Wednesday, May 20, 2009

Meet Zambian Folk Author Vukani Nyirenda

Katie: I’d like to welcome Zambian author Vukani Nyirenda to my blog today. Vukani is a writer who specializes in Zambian folktales, and has written a folktale called, “Kalulu the Hare Outwitted,” based on a Zambian children’s folklore.

Vukani has received a Doctor of Social Welfare degree from UCLA, and has worked in his home country of Zambia as a university lecturer, administrator and civil servant. He is a member of SCBWI, and his stories have appeared in various magazines.

Katie: Can you give us a brief synopsis of your story, “Kalulu the Hare Outwitted?”

Vukani: Kalulu the Hare Outwitted is a Zambian children’s folktale. In the story, a drought threatens the lives of all creatures and every animal except Kalulu the Hare pitches in to help dig a pond. The other animals must find a way to prevent Kalulu from accessing the water but fail until Fulu the tortoise, outsmarts him. As the senga say: Uchenjele ujimete? Meaning, “You may be smart, but can you give yourself a hair cut?”

Katie: You are a very family oriented person. How has family inspired you to writing for children?

Vukani: I love children in general and my grandchildren in particular. That’s why I write for children. I listen to children’s talk with my “third ear” and thus hear more than what they say.

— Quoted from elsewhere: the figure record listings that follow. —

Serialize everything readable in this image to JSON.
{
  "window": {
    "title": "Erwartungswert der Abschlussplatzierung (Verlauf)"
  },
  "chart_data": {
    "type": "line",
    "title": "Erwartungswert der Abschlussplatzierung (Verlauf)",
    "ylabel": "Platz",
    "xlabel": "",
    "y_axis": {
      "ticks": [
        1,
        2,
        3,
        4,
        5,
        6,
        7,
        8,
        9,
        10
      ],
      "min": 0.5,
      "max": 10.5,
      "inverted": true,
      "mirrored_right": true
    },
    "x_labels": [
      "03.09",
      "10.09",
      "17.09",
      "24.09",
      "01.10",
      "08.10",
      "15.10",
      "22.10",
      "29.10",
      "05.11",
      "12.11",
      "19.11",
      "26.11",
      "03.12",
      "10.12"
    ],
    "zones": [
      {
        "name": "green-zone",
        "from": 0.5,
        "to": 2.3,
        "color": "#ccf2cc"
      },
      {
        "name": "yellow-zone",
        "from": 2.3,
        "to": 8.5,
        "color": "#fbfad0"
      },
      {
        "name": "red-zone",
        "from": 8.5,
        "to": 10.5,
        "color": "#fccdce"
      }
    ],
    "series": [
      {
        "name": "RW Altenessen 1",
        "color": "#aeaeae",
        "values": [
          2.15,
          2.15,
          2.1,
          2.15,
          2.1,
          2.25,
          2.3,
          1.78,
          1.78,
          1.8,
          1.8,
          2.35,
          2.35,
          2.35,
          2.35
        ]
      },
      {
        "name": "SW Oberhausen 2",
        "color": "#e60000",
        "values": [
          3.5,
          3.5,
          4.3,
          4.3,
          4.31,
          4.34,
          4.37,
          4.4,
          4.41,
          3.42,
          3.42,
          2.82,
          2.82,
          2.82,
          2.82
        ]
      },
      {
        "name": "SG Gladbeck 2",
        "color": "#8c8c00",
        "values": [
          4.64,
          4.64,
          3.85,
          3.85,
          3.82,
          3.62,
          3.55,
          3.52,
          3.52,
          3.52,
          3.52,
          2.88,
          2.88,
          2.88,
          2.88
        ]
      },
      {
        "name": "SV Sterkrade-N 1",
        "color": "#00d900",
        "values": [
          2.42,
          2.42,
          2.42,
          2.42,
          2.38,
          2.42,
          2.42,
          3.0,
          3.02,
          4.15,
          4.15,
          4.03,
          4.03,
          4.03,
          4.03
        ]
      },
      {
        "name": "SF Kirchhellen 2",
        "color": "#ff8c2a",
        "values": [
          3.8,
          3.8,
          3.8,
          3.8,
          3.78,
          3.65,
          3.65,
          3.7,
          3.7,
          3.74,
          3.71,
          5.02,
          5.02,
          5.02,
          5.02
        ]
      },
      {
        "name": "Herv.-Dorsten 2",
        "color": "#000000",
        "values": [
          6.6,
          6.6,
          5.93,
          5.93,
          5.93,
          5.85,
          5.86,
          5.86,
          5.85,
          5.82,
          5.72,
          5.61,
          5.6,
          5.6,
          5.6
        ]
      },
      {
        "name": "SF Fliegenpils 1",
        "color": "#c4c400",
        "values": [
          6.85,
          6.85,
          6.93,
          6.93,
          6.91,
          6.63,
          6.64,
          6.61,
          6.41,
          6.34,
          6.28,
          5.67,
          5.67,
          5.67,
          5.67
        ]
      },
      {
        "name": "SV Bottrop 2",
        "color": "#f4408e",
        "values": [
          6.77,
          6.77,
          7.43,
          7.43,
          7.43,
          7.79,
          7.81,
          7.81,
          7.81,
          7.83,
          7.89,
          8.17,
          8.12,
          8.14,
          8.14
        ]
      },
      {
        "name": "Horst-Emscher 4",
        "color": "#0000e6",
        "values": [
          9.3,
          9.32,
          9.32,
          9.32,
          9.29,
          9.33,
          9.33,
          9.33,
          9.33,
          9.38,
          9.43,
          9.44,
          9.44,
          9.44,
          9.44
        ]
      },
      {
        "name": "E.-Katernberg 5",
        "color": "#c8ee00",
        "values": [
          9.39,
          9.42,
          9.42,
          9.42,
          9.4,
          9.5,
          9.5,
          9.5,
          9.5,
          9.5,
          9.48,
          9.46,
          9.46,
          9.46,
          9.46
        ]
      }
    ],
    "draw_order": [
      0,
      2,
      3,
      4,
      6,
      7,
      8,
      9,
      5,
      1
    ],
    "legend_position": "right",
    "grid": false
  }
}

For example, I have written a story titled “Who Am I?” (published in the December, 2006 issue of Fandangle Magazine and the September-October issue of Stepping Stones Magazine) based on my listening to my grandchildren struggle with the issue of identity for American children born of multicultural marriages between Americans and non-Americans.

Katie: You are obviously a very learned individual. Have you found that your formal education has helped you pen folktales for kids? Why or why not?

Vukani: Formal education helped me get a deeper understanding of my audience but in order to write for children, I had to learn the craft by taking writing courses offered by Long Ridge Writers Group and the Institute of Children’s Literature. I was a published academic but that wasn’t much help; writing for children is an entirely different field.

Katie: You have chosen to publish this picture book in e-format. Why did you choose that format, and would you publish that way in the future? Why or Why not?

Vukani: The goal of my writing is to share my cultural experiences with children of the world. This being the case, I thought publishing in e-format was the best way to reach a wider audience. Plus indications are that e-publishing will become a major player in the book publishing industry.

Katie: Have you had to do much research on your native folktales, or are they ones you learned while growing up?

Vukani: What I learned while growing up is the background, the stepping stone to my my writing. But to write for the current generation I have to do a lot of research in order to make the stories relevant to my audience.

Katie: How long does it take you from story conception to publication?

Vukani: I have no set time. Some stories have their own momentum and dictate the pace of every step in the process. Others require more research and therefore more time. And then there is the time the editors take to respond. So I play it by the ear. But most important, I make a timeline for those parts of the process I have control over and follow it strictly.

Katie: Do you have other folktale stories that you want to write? Do you know how many?

Vukani: Yes, many. Offhand, I have eight to ten story ideas pending in my story ideas folder. The number keeps growing because as I work on one story other story ideas grow from the material I am working with.

Katie: What sort of biases do you come across as an African author? How do you overcome those?

Vukani: So far I haven’t encountered any overt biases but there is no denying some biases do exist. But that doesn’t bother me. I am in this field to compete and I have proved myself, earned my place, by getting published: one story picture book and four stories in children’s magazines and as anthology (using the ESL facility!). What I have encountered is what you might call professional bias, for lack of a better term, whereby some people don’t regard African folktales as REAL stories because they are either “preachy” or are “lineal”. However, there are many editors and publishers hungry for multicultural stories.

Katie: What would your three pieces of advice be to those who may wish to write folktales?

Vukani: 1) Love children; 2) Understand the people’s culture because folktales are the vehicles for transmitting and sustaining the culture; and 3) study the works of other folktale writers.

Katie: Thanks, Vukani, for being my guest on my blog today. You can read order from his publisher and he can be contacted at


General de 15mm said...

One of the challenges of real multiculturalism is that we need to be open to the "old" that we suppose to know. Perhaps, just perhaps, I'm just guessing, Vukani is having to struggle with professionals who can only see what African stories share with traditional European stories but cannot see what's unique...

castelane said...

I love folk tales of all kinds. Thanks for the great interview. I'm going to look this one up.